JAMA Study Links Surgical Procedures to Post-Operative Chronic Opioid Use

The authors report that the baseline incidence of chronic opioid use among the nonsurgical patients was 0.136 percent and, except for cataract surgery, laparoscopic appendectomy, functional endoscopic sinus surgery, and transurethral prostate resection, all of the surgical procedures were associated with an increased risk of chronic opioid use.

A paper published online July 11 by JAMA Internal Medicine found that some surgical procedures are associated with a higher risk of chronic opioid use after the surgery by opioid-naive patients, with some patient groups, such as elderly males, who may be particularly vulnerable.

The study included 641,941 privately insured patients ages 18 to 64 between Jan. 1, 2001, and Dec. 31, 2013, and 11 surgical procedures: total knee replacement, total hip replacement, laparoscopic gall bladder removal, open gallbladder removal, laparoscopic appendectomy, open appendectomy, cesarean delivery, functional endoscopic sinus surgery, cataract surgery, transurethral prostate resection, and simple mastectomy. The study's authors (Eric C. Sun, MD, Ph.D.; Beth Darnall, Ph.D.; Laurence C. Baker, Ph.D.; and Dr. Sean Mackey, M.D., Ph.D., of the Stanford University School of Medicine and the National Bureau of Economic Research, Cambridge, Mass.), defined chronic opioid use for the purposes of this study as having filled 10 or more prescriptions or more than 120 days' supply of an opioid in the first year after surgery, excluding the first 90 postoperative days. For nonsurgical patients, chronic opioid use was defined as having filled 10 or more prescriptions or more than 120 days' supply following a randomly assigned surgery date.

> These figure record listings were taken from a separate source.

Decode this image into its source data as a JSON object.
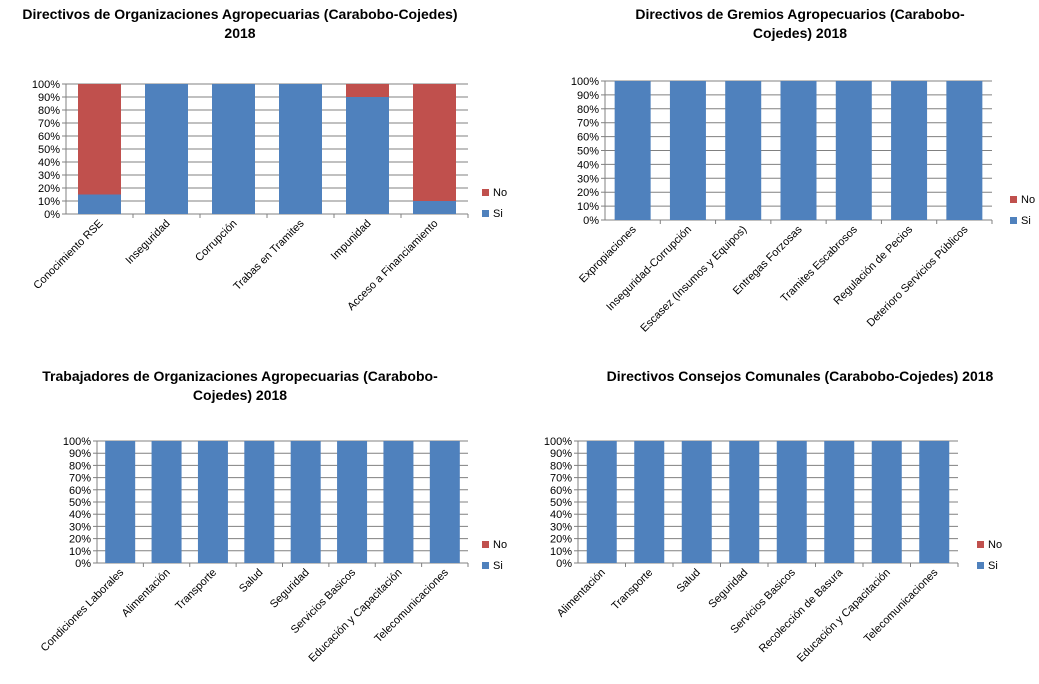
{
  "colors": {
    "si": "#4F81BD",
    "no": "#C0504D",
    "grid": "#808080",
    "axis": "#808080"
  },
  "chart_data": [
    {
      "type": "bar",
      "stacked": "percent",
      "title": "Directivos de Organizaciones Agropecuarias (Carabobo-Cojedes) 2018",
      "categories": [
        "Conocimiento RSE",
        "Inseguridad",
        "Corrupción",
        "Trabas en Tramites",
        "Impunidad",
        "Acceso a Financiamiento"
      ],
      "series": [
        {
          "name": "Si",
          "values": [
            15,
            100,
            100,
            100,
            90,
            10
          ]
        },
        {
          "name": "No",
          "values": [
            85,
            0,
            0,
            0,
            10,
            90
          ]
        }
      ],
      "yticks": [
        "0%",
        "10%",
        "20%",
        "30%",
        "40%",
        "50%",
        "60%",
        "70%",
        "80%",
        "90%",
        "100%"
      ],
      "ylim": [
        0,
        100
      ],
      "legend": "right",
      "grid": true
    },
    {
      "type": "bar",
      "stacked": "percent",
      "title": "Directivos de Gremios Agropecuarios (Carabobo-Cojedes) 2018",
      "categories": [
        "Expropiaciones",
        "Inseguridad-Corrupción",
        "Escasez (Insumos y Equipos)",
        "Entregas Forzosas",
        "Tramites Escabrosos",
        "Regulación de Pecios",
        "Deterioro Servicios Públicos"
      ],
      "series": [
        {
          "name": "Si",
          "values": [
            100,
            100,
            100,
            100,
            100,
            100,
            100
          ]
        },
        {
          "name": "No",
          "values": [
            0,
            0,
            0,
            0,
            0,
            0,
            0
          ]
        }
      ],
      "yticks": [
        "0%",
        "10%",
        "20%",
        "30%",
        "40%",
        "50%",
        "60%",
        "70%",
        "80%",
        "90%",
        "100%"
      ],
      "ylim": [
        0,
        100
      ],
      "legend": "right",
      "grid": true
    },
    {
      "type": "bar",
      "stacked": "percent",
      "title": "Trabajadores de Organizaciones Agropecuarias (Carabobo-Cojedes) 2018",
      "categories": [
        "Condiciones Laborales",
        "Alimentación",
        "Transporte",
        "Salud",
        "Seguridad",
        "Servicios Basicos",
        "Educación y Capacitación",
        "Telecomunicaciones"
      ],
      "series": [
        {
          "name": "Si",
          "values": [
            100,
            100,
            100,
            100,
            100,
            100,
            100,
            100
          ]
        },
        {
          "name": "No",
          "values": [
            0,
            0,
            0,
            0,
            0,
            0,
            0,
            0
          ]
        }
      ],
      "yticks": [
        "0%",
        "10%",
        "20%",
        "30%",
        "40%",
        "50%",
        "60%",
        "70%",
        "80%",
        "90%",
        "100%"
      ],
      "ylim": [
        0,
        100
      ],
      "legend": "right",
      "grid": true
    },
    {
      "type": "bar",
      "stacked": "percent",
      "title": "Directivos Consejos Comunales (Carabobo-Cojedes) 2018",
      "categories": [
        "Alimentación",
        "Transporte",
        "Salud",
        "Seguridad",
        "Servicios Basicos",
        "Recolección de Basura",
        "Educación y Capacitación",
        "Telecomunicaciones"
      ],
      "series": [
        {
          "name": "Si",
          "values": [
            100,
            100,
            100,
            100,
            100,
            100,
            100,
            100
          ]
        },
        {
          "name": "No",
          "values": [
            0,
            0,
            0,
            0,
            0,
            0,
            0,
            0
          ]
        }
      ],
      "yticks": [
        "0%",
        "10%",
        "20%",
        "30%",
        "40%",
        "50%",
        "60%",
        "70%",
        "80%",
        "90%",
        "100%"
      ],
      "ylim": [
        0,
        100
      ],
      "legend": "right",
      "grid": true
    }
  ]
}
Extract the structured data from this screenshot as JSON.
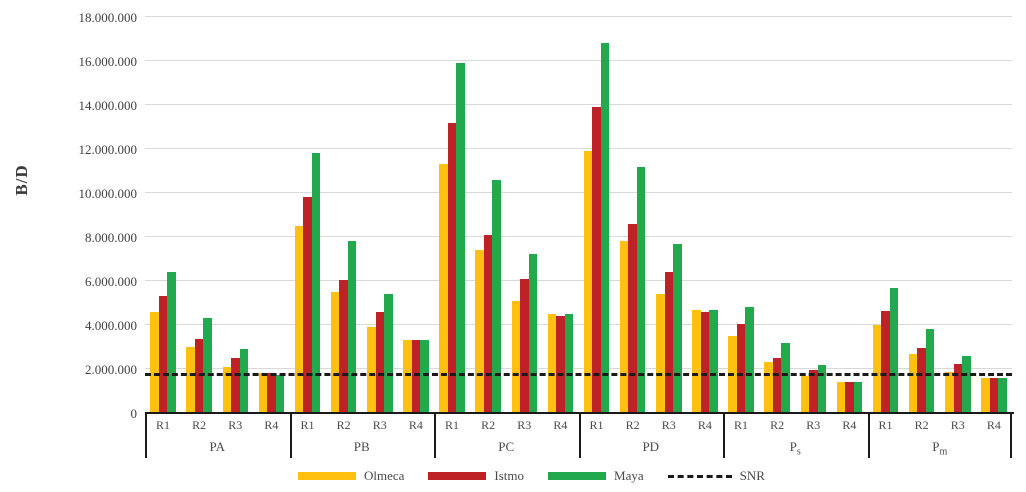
{
  "chart_data": {
    "type": "bar",
    "title": "",
    "xlabel": "",
    "ylabel": "B/D",
    "ylim": [
      0,
      18000000
    ],
    "y_tick_step": 2000000,
    "y_tick_labels": [
      "0",
      "2.000.000",
      "4.000.000",
      "6.000.000",
      "8.000.000",
      "10.000.000",
      "12.000.000",
      "14.000.000",
      "16.000.000",
      "18.000.000"
    ],
    "grid": true,
    "legend_position": "bottom",
    "categories": [
      "R1",
      "R2",
      "R3",
      "R4"
    ],
    "groups": [
      {
        "label": "PA",
        "label_main": "PA",
        "label_sub": ""
      },
      {
        "label": "PB",
        "label_main": "PB",
        "label_sub": ""
      },
      {
        "label": "PC",
        "label_main": "PC",
        "label_sub": ""
      },
      {
        "label": "PD",
        "label_main": "PD",
        "label_sub": ""
      },
      {
        "label": "Ps",
        "label_main": "P",
        "label_sub": "s"
      },
      {
        "label": "Pm",
        "label_main": "P",
        "label_sub": "m"
      }
    ],
    "series": [
      {
        "name": "Olmeca",
        "color": "#FFC010",
        "values": [
          [
            4600000,
            3000000,
            2100000,
            1800000
          ],
          [
            8500000,
            5500000,
            3900000,
            3300000
          ],
          [
            11300000,
            7400000,
            5100000,
            4500000
          ],
          [
            11900000,
            7800000,
            5400000,
            4700000
          ],
          [
            3500000,
            2300000,
            1700000,
            1400000
          ],
          [
            4000000,
            2700000,
            1850000,
            1600000
          ]
        ]
      },
      {
        "name": "Istmo",
        "color": "#BE2126",
        "values": [
          [
            5300000,
            3350000,
            2500000,
            1800000
          ],
          [
            9800000,
            6050000,
            4600000,
            3300000
          ],
          [
            13200000,
            8100000,
            6100000,
            4400000
          ],
          [
            13900000,
            8600000,
            6400000,
            4600000
          ],
          [
            4050000,
            2500000,
            1950000,
            1400000
          ],
          [
            4650000,
            2950000,
            2250000,
            1600000
          ]
        ]
      },
      {
        "name": "Maya",
        "color": "#22A84D",
        "values": [
          [
            6400000,
            4300000,
            2900000,
            1750000
          ],
          [
            11800000,
            7800000,
            5400000,
            3300000
          ],
          [
            15900000,
            10600000,
            7250000,
            4500000
          ],
          [
            16800000,
            11200000,
            7700000,
            4700000
          ],
          [
            4800000,
            3200000,
            2200000,
            1400000
          ],
          [
            5700000,
            3800000,
            2600000,
            1600000
          ]
        ]
      }
    ],
    "reference_line": {
      "name": "SNR",
      "value": 1700000,
      "style": "dashed",
      "color": "#1a1a1a"
    },
    "colors": {
      "gridline": "#d9d9d9",
      "axis": "#1a1a1a",
      "text": "#404040"
    }
  }
}
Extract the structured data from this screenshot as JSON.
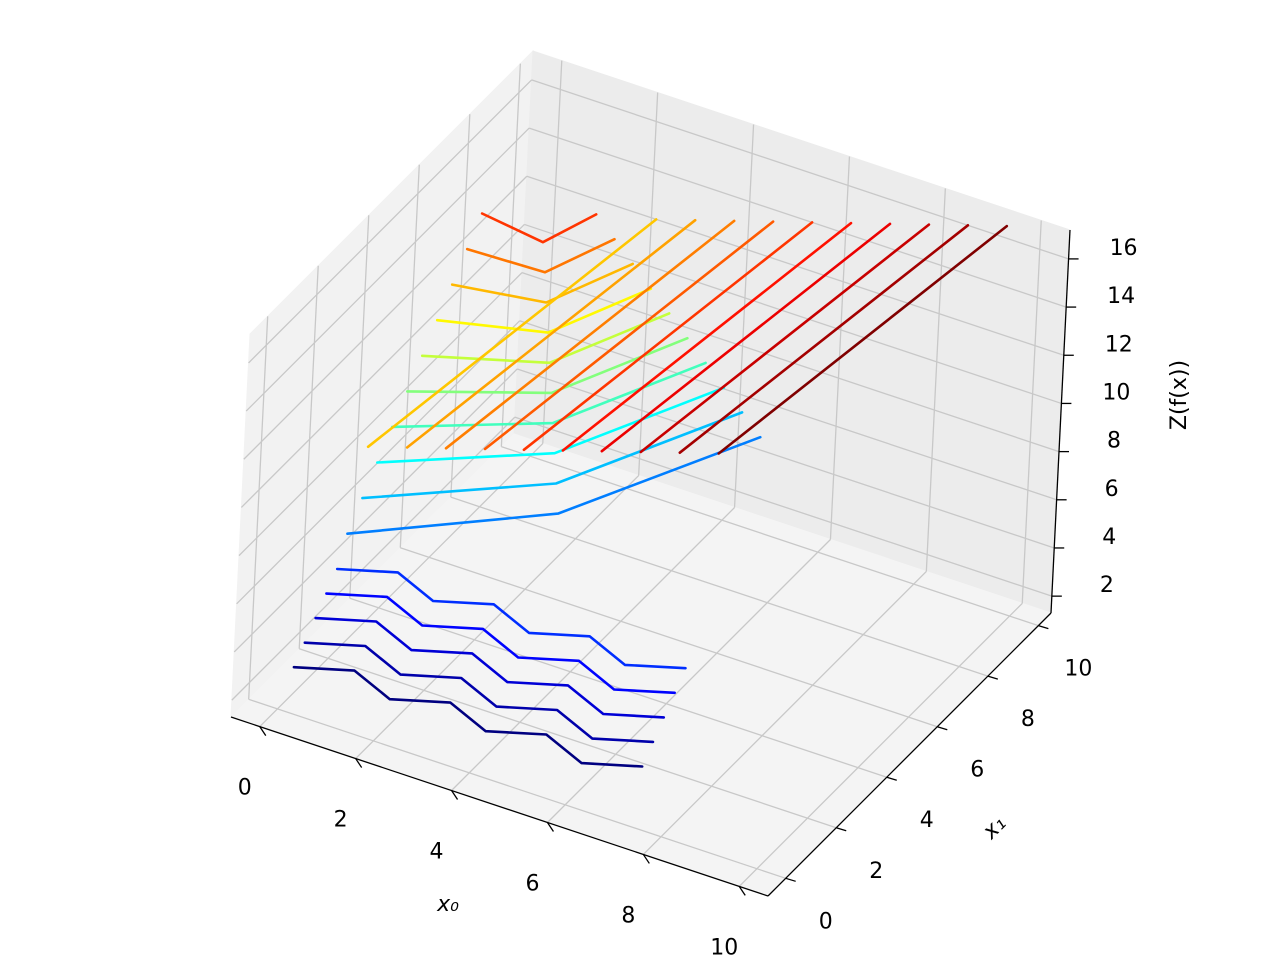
{
  "chart_data": {
    "type": "contour3d",
    "xlabel": "x₀",
    "ylabel": "x₁",
    "zlabel": "Z(f(x))",
    "xlim": [
      -0.6,
      10.6
    ],
    "ylim": [
      -0.7,
      10.5
    ],
    "zlim": [
      1.3,
      17.2
    ],
    "xticks": [
      0,
      2,
      4,
      6,
      8,
      10
    ],
    "yticks": [
      0,
      2,
      4,
      6,
      8,
      10
    ],
    "zticks": [
      2,
      4,
      6,
      8,
      10,
      12,
      14,
      16
    ],
    "colormap": "jet",
    "grid": true,
    "contours": [
      {
        "level": 2.4,
        "x0": [
          0,
          1,
          2,
          3,
          4,
          5,
          6,
          7
        ],
        "x1": [
          0.6,
          1.1,
          0.6,
          1.1,
          0.6,
          1.1,
          0.6,
          1.1
        ]
      },
      {
        "level": 3.0,
        "x0": [
          0,
          1,
          2,
          3,
          4,
          5,
          6,
          7
        ],
        "x1": [
          1.0,
          1.5,
          1.0,
          1.5,
          1.0,
          1.5,
          1.0,
          1.5
        ]
      },
      {
        "level": 3.6,
        "x0": [
          0,
          1,
          2,
          3,
          4,
          5,
          6,
          7
        ],
        "x1": [
          1.4,
          1.9,
          1.4,
          1.9,
          1.4,
          1.9,
          1.4,
          1.9
        ]
      },
      {
        "level": 4.2,
        "x0": [
          0,
          1,
          2,
          3,
          4,
          5,
          6,
          7
        ],
        "x1": [
          1.8,
          2.3,
          1.8,
          2.3,
          1.8,
          2.3,
          1.8,
          2.3
        ]
      },
      {
        "level": 4.8,
        "x0": [
          0,
          1,
          2,
          3,
          4,
          5,
          6,
          7
        ],
        "x1": [
          2.2,
          2.7,
          2.2,
          2.7,
          2.2,
          2.7,
          2.2,
          2.7
        ]
      },
      {
        "level": 5.9,
        "x0": [
          0,
          2.98,
          4.95
        ],
        "x1": [
          2.55,
          5.23,
          9.5
        ]
      },
      {
        "level": 6.8,
        "x0": [
          0,
          2.8,
          4.6
        ],
        "x1": [
          3.1,
          5.45,
          9.4
        ]
      },
      {
        "level": 7.7,
        "x0": [
          0,
          2.63,
          4.25
        ],
        "x1": [
          3.65,
          5.68,
          9.3
        ]
      },
      {
        "level": 8.6,
        "x0": [
          0,
          2.45,
          3.9
        ],
        "x1": [
          4.2,
          5.9,
          9.2
        ]
      },
      {
        "level": 9.5,
        "x0": [
          0,
          2.28,
          3.55
        ],
        "x1": [
          4.75,
          6.13,
          9.1
        ]
      },
      {
        "level": 10.4,
        "x0": [
          0,
          2.1,
          3.2
        ],
        "x1": [
          5.3,
          6.35,
          9.0
        ]
      },
      {
        "level": 11.3,
        "x0": [
          0,
          1.93,
          2.85
        ],
        "x1": [
          5.85,
          6.58,
          8.9
        ]
      },
      {
        "level": 12.2,
        "x0": [
          0,
          1.75,
          2.5
        ],
        "x1": [
          6.4,
          6.8,
          8.8
        ]
      },
      {
        "level": 13.1,
        "x0": [
          0,
          1.58,
          2.15
        ],
        "x1": [
          6.95,
          7.03,
          8.7
        ]
      },
      {
        "level": 14.0,
        "x0": [
          0,
          1.4,
          1.8
        ],
        "x1": [
          7.5,
          7.25,
          8.6
        ]
      },
      {
        "level": 12.0,
        "x0": [
          1.15,
          2.1
        ],
        "x1": [
          0.9,
          10.5
        ]
      },
      {
        "level": 12.5,
        "x0": [
          1.95,
          2.9
        ],
        "x1": [
          0.9,
          10.5
        ]
      },
      {
        "level": 13.0,
        "x0": [
          2.75,
          3.7
        ],
        "x1": [
          0.9,
          10.5
        ]
      },
      {
        "level": 13.5,
        "x0": [
          3.55,
          4.5
        ],
        "x1": [
          0.9,
          10.5
        ]
      },
      {
        "level": 14.0,
        "x0": [
          4.35,
          5.3
        ],
        "x1": [
          0.9,
          10.5
        ]
      },
      {
        "level": 14.5,
        "x0": [
          5.15,
          6.1
        ],
        "x1": [
          0.9,
          10.5
        ]
      },
      {
        "level": 15.0,
        "x0": [
          5.95,
          6.9
        ],
        "x1": [
          0.9,
          10.5
        ]
      },
      {
        "level": 15.5,
        "x0": [
          6.75,
          7.7
        ],
        "x1": [
          0.9,
          10.5
        ]
      },
      {
        "level": 16.0,
        "x0": [
          7.55,
          8.5
        ],
        "x1": [
          0.9,
          10.5
        ]
      },
      {
        "level": 16.5,
        "x0": [
          8.35,
          9.3
        ],
        "x1": [
          0.9,
          10.5
        ]
      }
    ]
  }
}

They report that the baseline incidence of chronic opioid use among the nonsurgical patients was 0.136 percent and, except for cataract surgery, laparoscopic appendectomy, functional endoscopic sinus surgery, and transurethral prostate resection, all of the surgical procedures were associated with an increased risk of chronic opioid use.

The authors tested for several possible risk factors for chronic opioid use among the surgical patients, including age, sex, history of alcohol or drug abuse, history of depression, and preoperative use of benzodiazepines, antipsychotics, and antidepressants.

"Our study should be viewed in the context of its limitations," they noted. "Our nonsurgical population differed in several ways from our surgical population, and while we controlled for many possible confounders, we cannot exclude the possibility that differences in opioid use between the 2 groups may be due to unobserved confounding. In particular, since pain is often the indication for a given surgery (eg, THA or TKA), one might expect a relatively high baseline incidence of chronic pain (postoperatively) among these patients relative to the general population. However, it is important to note that pain is not the primary indication for all of the procedures we considered. Moreover, even in the cases of TKA and THA, our analysis considered patients whose pain was not sufficient to require opioids prior to their procedure. We were also unable to measure 1 possible confounder, socioeconomic status. We did perform a residual confounding analysis, the results of which suggested that the magnitude of confounding (in terms of the prevalence of a hypothetical confounder among the surgical population and its effect on chronic opioid use) would need to be extremely large to explain our results. Nonetheless, on the whole, more work is needed to establish a definitive causal relationship between surgery and opioid use."